The problem is, while books, films and other educational materials can be mass-produced, education itself cannot. Beyond introducing students to various essential facts, the most effective instructional method is engaging students on a personal level, responding to their individual needs and encouraging learning through collaborating to work out the concepts. I can be shown the derivation of the quadratic formula or the implicit theorem all I want, but it doesn’t mean anything until I work it out for myself, often outside of class with the insights and prodding of my peers and instructors. In remote education, collaborating is clunky and often infeasible, diminishing the value of the lecture. The same student density which allows us to share midterm gripes constantly also makes these very classes worth it.
If interpersonal, collaborative education is effective in mathematical and scientific instruction, it’s essential to the liberal arts. While we can learn facts and skills from videos, it’s far harder to pick up critical thinking, a functional personal ethics system or civic engagement through videos. These, more than information exchange, are the goals of a college education and are hardly accomplished through coursework alone. Indeed, the value of our undergraduate experience stems as much from learning new modes of thinking and perspectives from our peers. Presenting mono-directional MOOCs as a replacement for college devalues the personal development essential to a university’s mission.
Princeton recognizes this — outside of class, we have plenty occasion to learn, from famous speakers and each other, and within courses, discussing and challenging ideas is the basis of the preceptorial system. However much we complain about precept, it’s hard to argue that a system basically consisting of massive lectures alone would work better. As a one-way exchange of information, lectures — and the MOOCs modeled after them — may as well be modern textbooks.
And here we see the proper role of MOOCs in modern education. These lectures and the accompanying materials can be invaluable for those outside of a college environment or as a substitution for a textbook within, but will never replace a well-built course’s collaborative component. Their rich presentation of information, ability to communicate with the professor-author in real time and low cost of distribution make them ideal, however, for replacing the expensive, dry and heavy piles of paper we all know and hate.
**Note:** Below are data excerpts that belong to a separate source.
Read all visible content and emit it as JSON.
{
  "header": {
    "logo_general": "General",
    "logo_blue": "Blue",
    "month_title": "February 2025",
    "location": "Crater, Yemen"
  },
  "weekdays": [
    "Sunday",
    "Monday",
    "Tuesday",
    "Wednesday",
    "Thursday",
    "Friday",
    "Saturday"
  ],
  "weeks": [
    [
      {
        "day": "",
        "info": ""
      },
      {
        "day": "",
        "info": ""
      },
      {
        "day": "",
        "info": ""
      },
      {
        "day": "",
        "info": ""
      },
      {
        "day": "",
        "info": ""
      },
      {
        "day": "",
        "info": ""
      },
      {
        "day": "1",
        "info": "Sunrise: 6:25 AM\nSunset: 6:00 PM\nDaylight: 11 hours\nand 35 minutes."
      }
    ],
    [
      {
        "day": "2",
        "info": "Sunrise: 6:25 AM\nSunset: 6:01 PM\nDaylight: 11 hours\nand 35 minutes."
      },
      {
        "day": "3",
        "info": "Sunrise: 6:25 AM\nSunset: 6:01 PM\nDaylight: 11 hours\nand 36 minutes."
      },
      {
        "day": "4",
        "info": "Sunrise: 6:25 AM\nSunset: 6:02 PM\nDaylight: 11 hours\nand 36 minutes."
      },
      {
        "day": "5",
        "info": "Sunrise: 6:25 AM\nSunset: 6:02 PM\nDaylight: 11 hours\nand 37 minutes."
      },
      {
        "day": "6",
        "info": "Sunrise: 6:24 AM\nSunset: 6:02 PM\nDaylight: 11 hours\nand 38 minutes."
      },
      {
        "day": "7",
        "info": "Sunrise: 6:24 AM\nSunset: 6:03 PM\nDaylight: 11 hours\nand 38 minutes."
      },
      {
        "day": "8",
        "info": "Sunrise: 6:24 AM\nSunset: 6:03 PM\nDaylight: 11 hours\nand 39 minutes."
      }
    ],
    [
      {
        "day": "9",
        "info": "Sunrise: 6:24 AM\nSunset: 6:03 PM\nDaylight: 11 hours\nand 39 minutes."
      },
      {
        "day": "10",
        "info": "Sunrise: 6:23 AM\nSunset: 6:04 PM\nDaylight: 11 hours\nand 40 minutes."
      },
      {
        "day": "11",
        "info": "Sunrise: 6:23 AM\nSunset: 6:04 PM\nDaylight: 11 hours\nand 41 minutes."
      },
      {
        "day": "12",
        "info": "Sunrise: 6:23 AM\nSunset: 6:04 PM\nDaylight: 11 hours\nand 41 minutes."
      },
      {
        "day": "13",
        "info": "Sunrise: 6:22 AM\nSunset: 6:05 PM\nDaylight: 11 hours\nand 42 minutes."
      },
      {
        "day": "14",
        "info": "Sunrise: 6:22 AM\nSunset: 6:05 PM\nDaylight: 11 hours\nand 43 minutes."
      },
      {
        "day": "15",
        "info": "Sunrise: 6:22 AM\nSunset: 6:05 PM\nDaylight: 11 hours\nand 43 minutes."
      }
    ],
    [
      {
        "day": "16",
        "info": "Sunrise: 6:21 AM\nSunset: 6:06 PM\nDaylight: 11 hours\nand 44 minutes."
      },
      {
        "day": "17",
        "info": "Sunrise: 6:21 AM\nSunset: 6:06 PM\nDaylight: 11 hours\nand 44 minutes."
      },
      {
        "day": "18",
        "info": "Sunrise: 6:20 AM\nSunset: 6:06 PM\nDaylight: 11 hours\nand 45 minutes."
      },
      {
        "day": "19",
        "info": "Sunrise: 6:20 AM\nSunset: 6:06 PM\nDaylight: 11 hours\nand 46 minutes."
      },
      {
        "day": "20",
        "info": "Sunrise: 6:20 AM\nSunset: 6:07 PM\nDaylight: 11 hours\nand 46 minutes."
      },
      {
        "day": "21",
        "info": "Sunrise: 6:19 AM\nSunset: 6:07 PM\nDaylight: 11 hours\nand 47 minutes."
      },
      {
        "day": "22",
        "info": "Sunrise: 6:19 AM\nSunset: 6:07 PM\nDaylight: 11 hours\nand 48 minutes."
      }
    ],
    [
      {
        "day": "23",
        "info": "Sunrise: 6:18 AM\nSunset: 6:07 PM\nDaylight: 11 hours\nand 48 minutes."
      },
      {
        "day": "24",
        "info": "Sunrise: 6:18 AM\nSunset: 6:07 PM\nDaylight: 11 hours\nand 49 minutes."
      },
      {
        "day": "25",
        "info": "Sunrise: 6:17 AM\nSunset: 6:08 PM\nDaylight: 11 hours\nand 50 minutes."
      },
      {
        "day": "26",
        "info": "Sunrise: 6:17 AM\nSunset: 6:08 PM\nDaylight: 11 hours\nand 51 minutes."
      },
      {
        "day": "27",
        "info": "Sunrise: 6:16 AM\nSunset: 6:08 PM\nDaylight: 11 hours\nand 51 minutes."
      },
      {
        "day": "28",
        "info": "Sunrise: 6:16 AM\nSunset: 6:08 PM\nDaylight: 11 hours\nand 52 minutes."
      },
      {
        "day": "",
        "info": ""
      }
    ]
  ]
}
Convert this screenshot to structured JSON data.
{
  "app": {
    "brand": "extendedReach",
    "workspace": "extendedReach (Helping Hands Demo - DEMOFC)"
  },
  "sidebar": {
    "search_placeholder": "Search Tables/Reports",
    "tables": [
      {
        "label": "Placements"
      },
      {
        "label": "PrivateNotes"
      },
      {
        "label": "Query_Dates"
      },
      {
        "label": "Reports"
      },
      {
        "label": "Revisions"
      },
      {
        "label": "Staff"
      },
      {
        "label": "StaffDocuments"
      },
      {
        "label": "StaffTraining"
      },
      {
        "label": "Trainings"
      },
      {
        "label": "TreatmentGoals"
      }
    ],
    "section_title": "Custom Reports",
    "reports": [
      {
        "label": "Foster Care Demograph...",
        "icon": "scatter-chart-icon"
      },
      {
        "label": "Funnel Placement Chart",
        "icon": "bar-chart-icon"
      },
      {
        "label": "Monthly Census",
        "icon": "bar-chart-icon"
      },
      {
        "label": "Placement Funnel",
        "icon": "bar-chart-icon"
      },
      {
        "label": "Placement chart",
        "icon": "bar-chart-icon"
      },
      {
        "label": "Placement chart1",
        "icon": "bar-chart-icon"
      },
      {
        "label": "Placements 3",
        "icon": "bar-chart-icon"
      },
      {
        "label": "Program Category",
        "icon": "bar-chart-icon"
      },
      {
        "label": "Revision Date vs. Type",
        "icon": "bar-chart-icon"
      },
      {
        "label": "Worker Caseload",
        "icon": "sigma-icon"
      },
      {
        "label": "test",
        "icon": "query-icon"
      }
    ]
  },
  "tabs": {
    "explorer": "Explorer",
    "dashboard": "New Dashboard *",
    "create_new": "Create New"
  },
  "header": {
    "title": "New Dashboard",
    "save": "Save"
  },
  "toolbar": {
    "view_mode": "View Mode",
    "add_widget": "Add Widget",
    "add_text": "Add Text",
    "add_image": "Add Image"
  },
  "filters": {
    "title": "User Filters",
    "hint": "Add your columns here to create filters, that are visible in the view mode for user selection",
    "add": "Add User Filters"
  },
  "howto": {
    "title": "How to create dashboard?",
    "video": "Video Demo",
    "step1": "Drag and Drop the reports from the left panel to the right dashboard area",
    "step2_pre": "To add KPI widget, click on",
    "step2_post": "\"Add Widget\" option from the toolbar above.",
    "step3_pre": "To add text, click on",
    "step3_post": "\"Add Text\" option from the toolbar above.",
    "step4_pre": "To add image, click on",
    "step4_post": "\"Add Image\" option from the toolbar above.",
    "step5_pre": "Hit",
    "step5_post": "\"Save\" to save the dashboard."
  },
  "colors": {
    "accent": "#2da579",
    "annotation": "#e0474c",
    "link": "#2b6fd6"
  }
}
In her column last month, Lauren Davis suggested we try out a “flipped” lecture system, wherein students watch MOOC-type lecture material on their own time and discuss or apply it in class, and indeed several courses, including COS 226: Algorithms and Data Structures, have begun experimenting with this format. In theory, this allows instructor resources to be focused on the most important part of learning — the synthesis and application of the material.
Remote learning, by very nature of being remote and therefore decreasing the influence of the campus as a community, cannot provide a well-rounded college education to all. So as we integrate technology into the lecture hall, we must not lean on MOOCs as our only way of opening access. They can provide knowledge to students around the world, but it is only through initiatives to ensure that bright students everywhere have access to college that we can provide equal access to that far more important resource, education.